Aim To study the effects of isolation and size of small tropical islands on species assemblages of bees (superfamily Apoidea) and wasps (superfamily Vespoidea).
Location Twenty islands in the Kepulauan Seribu Archipelago off the coast of west Java, Indonesia. The size of surveyed islands ranges between 0.75 and 41.32 ha; their distance from the coast of Java varies between 3 and 62 km.
Methods Field work was conducted from February to May 2005. Bees and wasps were caught with a sweep net during sampling units of 15 min, continuing until four consecutive samples revealed no new species. Total species richness was quantified by the estimators Chao 2, first-order jackknife and Michaelis–Menten. The software binmatnest was used to test for nestedness of species assemblages. Similarities of species composition between islands were quantified by Sørensen’s similarity index.

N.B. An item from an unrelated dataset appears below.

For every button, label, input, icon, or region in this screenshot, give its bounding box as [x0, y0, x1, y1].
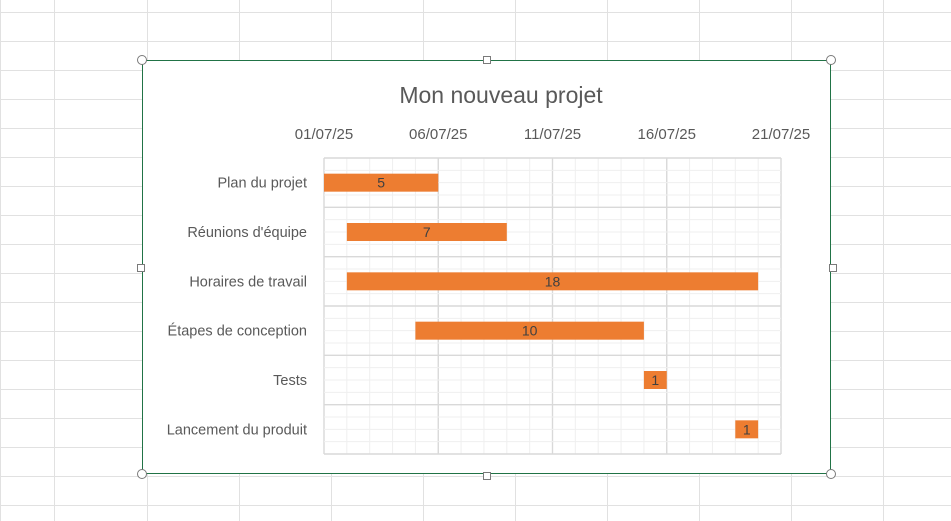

Results Eighty-two species were recorded on the 20 surveyed islands. Species richness declined with increasing isolation of islands from the source area, Java. Although the size of the largest island exceeded that of the smallest island by a factor of almost 60, island size only very weakly affected species richness of bees; no effect of island size was found for wasps. Mean body size of species decreased with increasing island isolation. Nestedness of island faunas was only weakly developed. Species composition of both superfamilies was affected by island isolation, but not by island size.
Main conclusions While the species–isolation relationship on the very small islands of Kepulauan Seribu followed the prediction of MacArthur and Wilson’s equilibrium theory, the absence of a species–area relationship indicated a weak ‘small-island effect’, at least in wasps. The combination of an only weakly developed pattern of nested species subsets, the shift in species compositions and the decline of mean body size with increasing island isolation from the source area indicates that biotic interactions and different species traits contribute to the shaping of communities of bees and wasps within the archipelago. The potential of biotic interactions for generating distribution patterns of species within the archipelago is also emphasized by the observed restriction of some species with apparently high dispersal abilities to outer islands.